Monday, January 25, 2010

Uncharted Waters

Excerpts from the definitive instrument book 
"The Oboe" by Geoffrey Burgess and Bruce Haynes, 2004
 "Around 1995 Lorée produced a small number of oboes extending to low A. This was on the recommendation of Alex Klein, who sought an instrument that would allow oboists to play Schubert 'Arpeggione Sonata', *but as of yet it does not appear to have been scored for by any composers". p. 343

*That will soon be changing....

One argument against the practicality of a low-A oboe, and certainly not a totally unfounded one, is simply that composers don't write for that note; there is no music to play.  At the moment, yes, we are limited to transcriptions for this oboe, though the realm of possibilities this opens up alone is staggering. However, I am currently working with several composers to produce original works specifically for this oboe. 

The more information about what is possible on the oboe that we reveal to composers, the sooner they will push, if not obliterate, the very boundaries that we give them.  There will always be instances of composers challenging oboists with demands that reflect a lack of basic knowledge or understanding of how the instrument works. However, seeing past that, it is the combination of composers pushing the envelope and performers embracing the challenges that have resulted in countless important works that might not have otherwise been written. There is a certain openness that we can demonstrate as champions of our instrument that will encourage composers to take oboe music to the next level; we simply need to keep informing them of what we can do and challenge ourselves in the process.  It never ceases to amaze me that some of the most iconic pieces in our repertoire, like the Strauss Oboe Concerto, is studied and performed by increasingly younger students, and the Berio Sequenza has become a regular part of the international competition scene.

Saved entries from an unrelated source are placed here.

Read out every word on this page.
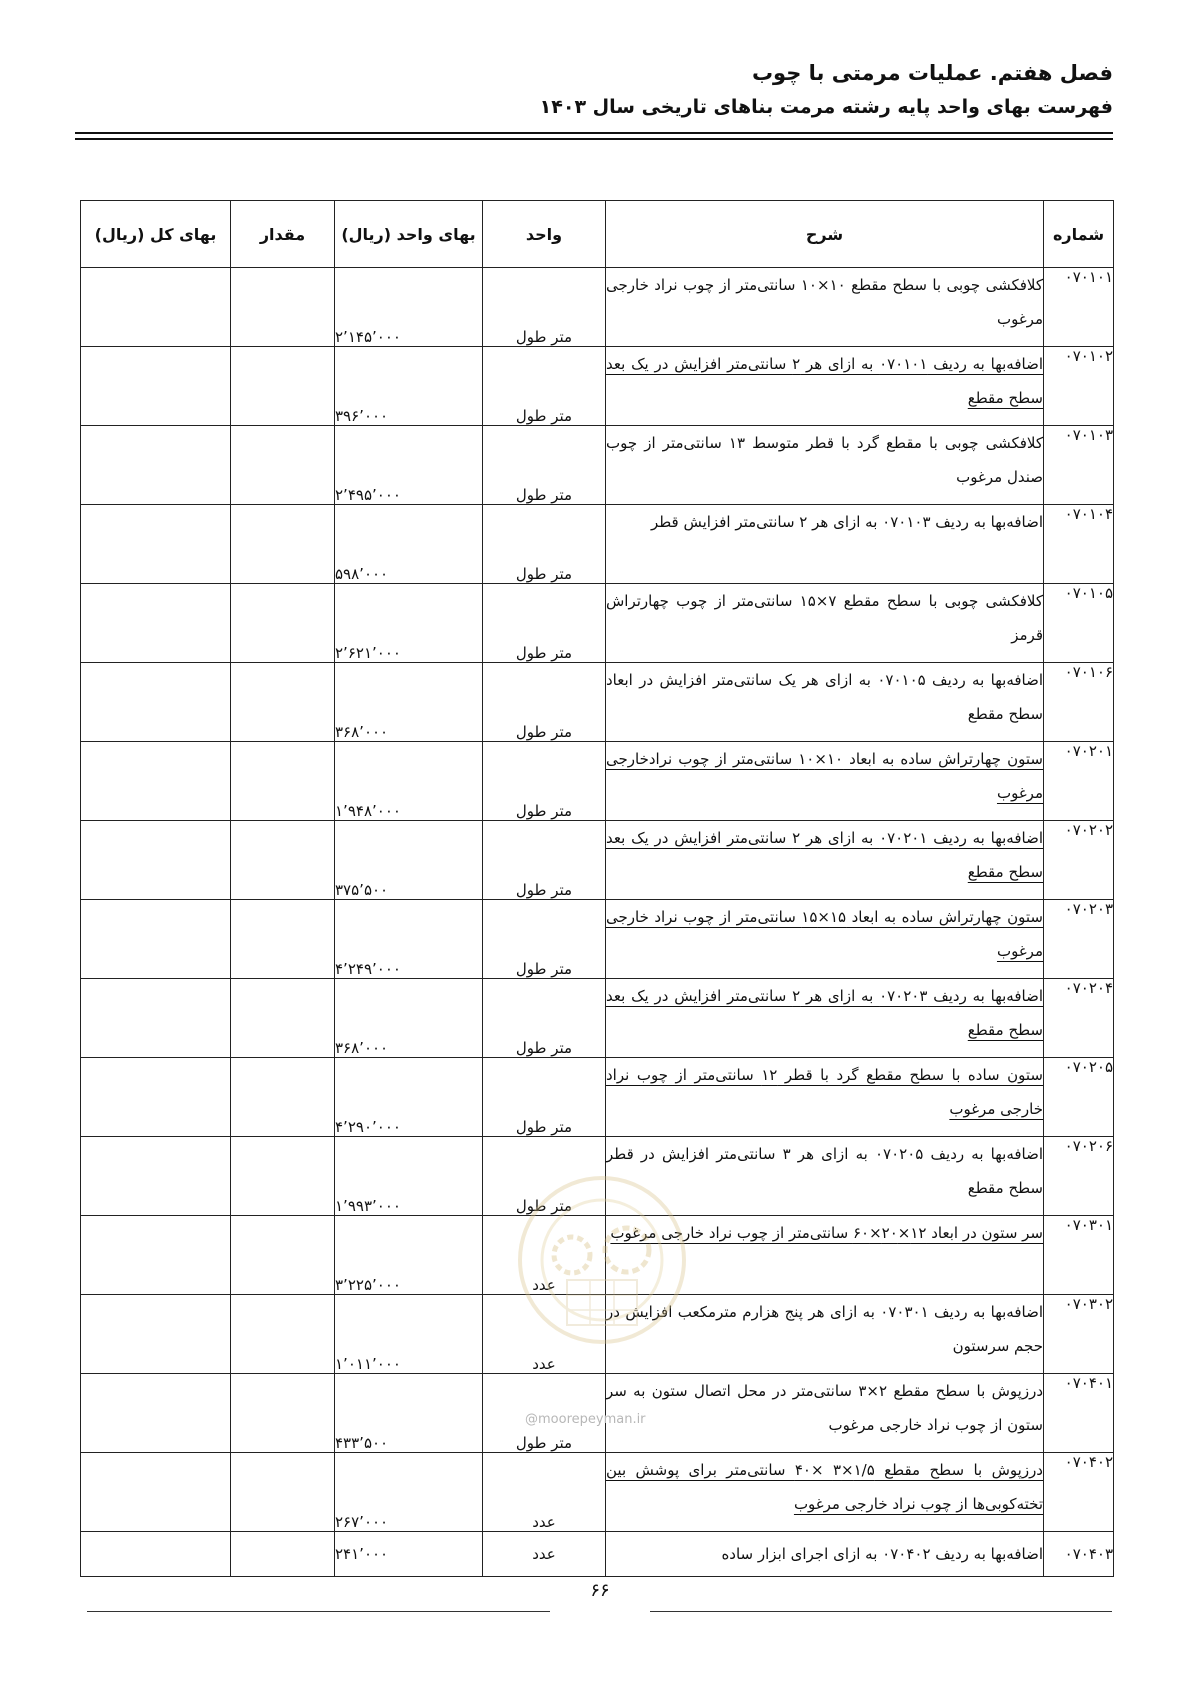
فصل هفتم. عملیات مرمتی با چوب
فهرست بهای واحد پایه رشته مرمت بناهای تاریخی سال ۱۴۰۳
شماره	شرح	واحد	بهای واحد (ریال)	مقدار	بهای کل (ریال)
۰۷۰۱۰۱	کلافکشی چوبی با سطح مقطع ۱۰×۱۰ سانتی‌متر از چوب نراد خارجی مرغوب	متر طول	۲٬۱۴۵٬۰۰۰		
۰۷۰۱۰۲	اضافه‌بها به ردیف ۰۷۰۱۰۱ به ازای هر ۲ سانتی‌متر افزایش در یک بعد سطح مقطع	متر طول	۳۹۶٬۰۰۰		
۰۷۰۱۰۳	کلافکشی چوبی با مقطع گرد با قطر متوسط ۱۳ سانتی‌متر از چوب صندل مرغوب	متر طول	۲٬۴۹۵٬۰۰۰		
۰۷۰۱۰۴	اضافه‌بها به ردیف ۰۷۰۱۰۳ به ازای هر ۲ سانتی‌متر افزایش قطر	متر طول	۵۹۸٬۰۰۰		
۰۷۰۱۰۵	کلافکشی چوبی با سطح مقطع ۷×۱۵ سانتی‌متر از چوب چهارتراش قرمز	متر طول	۲٬۶۲۱٬۰۰۰		
۰۷۰۱۰۶	اضافه‌بها به ردیف ۰۷۰۱۰۵ به ازای هر یک سانتی‌متر افزایش در ابعاد سطح مقطع	متر طول	۳۶۸٬۰۰۰		
۰۷۰۲۰۱	ستون چهارتراش ساده به ابعاد ۱۰×۱۰ سانتی‌متر از چوب نرادخارجی مرغوب	متر طول	۱٬۹۴۸٬۰۰۰		
۰۷۰۲۰۲	اضافه‌بها به ردیف ۰۷۰۲۰۱ به ازای هر ۲ سانتی‌متر افزایش در یک بعد سطح مقطع	متر طول	۳۷۵٬۵۰۰		
۰۷۰۲۰۳	ستون چهارتراش ساده به ابعاد ۱۵×۱۵ سانتی‌متر از چوب نراد خارجی مرغوب	متر طول	۴٬۲۴۹٬۰۰۰		
۰۷۰۲۰۴	اضافه‌بها به ردیف ۰۷۰۲۰۳ به ازای هر ۲ سانتی‌متر افزایش در یک بعد سطح مقطع	متر طول	۳۶۸٬۰۰۰		
۰۷۰۲۰۵	ستون ساده با سطح مقطع گرد با قطر ۱۲ سانتی‌متر از چوب نراد خارجی مرغوب	متر طول	۴٬۲۹۰٬۰۰۰		
۰۷۰۲۰۶	اضافه‌بها به ردیف ۰۷۰۲۰۵ به ازای هر ۳ سانتی‌متر افزایش در قطر سطح مقطع	متر طول	۱٬۹۹۳٬۰۰۰		
۰۷۰۳۰۱	سر ستون در ابعاد ۱۲×۲۰×۶۰ سانتی‌متر از چوب نراد خارجی مرغوب	عدد	۳٬۲۲۵٬۰۰۰		
۰۷۰۳۰۲	اضافه‌بها به ردیف ۰۷۰۳۰۱ به ازای هر پنج هزارم مترمکعب افزایش در حجم سرستون	عدد	۱٬۰۱۱٬۰۰۰		
۰۷۰۴۰۱	درزپوش با سطح مقطع ۲×۳ سانتی‌متر در محل اتصال ستون به سر ستون از چوب نراد خارجی مرغوب	متر طول	۴۳۳٬۵۰۰		
۰۷۰۴۰۲	درزپوش با سطح مقطع ۱/۵×۳ ×۴۰ سانتی‌متر برای پوشش بین تخته‌کوبی‌ها از چوب نراد خارجی مرغوب	عدد	۲۶۷٬۰۰۰		
۰۷۰۴۰۳	اضافه‌بها به ردیف ۰۷۰۴۰۲ به ازای اجرای ابزار ساده	عدد	۲۴۱٬۰۰۰		
@moorepeyman.ir
۶۶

Perhaps the low-A oboe is only beginning its long journey into general acceptance, both by oboists and instrument makers alike. Until then, I can at least rest assured that there are some incredible oboe pieces in the works.  

"...the oboe eventually made its mark on the avant-garde scene in the 1970s through the exploits of prominent players - Lothar Faber, Han de Vries, Lawrence Singer and, above all, Heinz Holliger. While composers needed to consult oboists on the new extended techniques, the pushing of the performer beyond the possible became an aesthetic imperative. For the first time in history of the oboe, there was a disparity between instrument design and use. Composeres knowingly expected the impossible and wrote intentionally at the limit of existing technique - and beyond. Avant-garde performance practice, like that of any style, is integrally connected to the instrument for which it was conveived". (p. 268)

Monday, January 18, 2010

Loree Day in LA

RDG Woodwinds presents
the Los Angeles Philharmonic oboe section
and current Loree Factory Director, Alain de Gourdon

Today oboists from all around Southern California braved what the news channel called "biblical levels of rain" to attend a special event hosted by the double reed store RDG Woodwinds. A series of four master classes took place, each one run by a member of the LA Philharmonic oboe section followed by a recital.

While a previous recording engagement delayed my arrival, I was able to attend the event that interested me the most; a forum held by current Loree Factory Director, Alain de Gourdon. Being a lifetime user of Loree instruments, I was thrilled to finally meet the "man behind the curtain", so to speak. The room of oboists sat riveted to Gourdon's charming French accent as he guided us through Loree's incredible 129 year history. The factory is still family run after many generations and has a regular staff of 35 people, resulting in about 1,300 instruments made each year. Gourdon put to rest concerns that the special wood used to make most oboes, grenadilla, was in danger of being over-harvested from its native Mozambique and Tanzania. It turns out that the trees are actually protected, with new trees being planted for every one cut down, and very few people besides oboe and clarinet makers have any interest in using it anyway!

While "Paris" is a fixed part of the Loree logo, France proves to be the hardest sell for the company. Gourdon explained that his oboe has a perception of being "the oboe for Americans" in France; how unfortunate that such philosophies still persist.

But what does he think of the "low-A" model...?!

I had a chance to ask the master myself after the forum. He was very happy to learn that I played on this model and was curious if I required very different reeds than for a regular model (the answer for me is not really, a quality reed goes a long way). I had a brief chance to tell him about how much I enjoyed the oboe as well as my excitement about new transcriptions and works. While it seems he likes this model very much, he did say that it is intended for professionals and therefore does not sell a large amount at this time and isn't concerned about that. This is perhaps one area where I feel a bit differently; I strongly believe that the low-A model deserves more visibility and exposure to allow customers the option of this extension at both the serious student and professional levels. I myself had to go to great lengths to even see this model in person and the instruments are currently only made-to-order at the factory. Maybe through these upcoming performances I can start to get the word out that one doesn't need to be principal oboist of a major symphony to have a reason to invest in this oboe; students and professionals alike deserve access to more quality repertoire through transcriptions and new works and having the low-A extension provides that.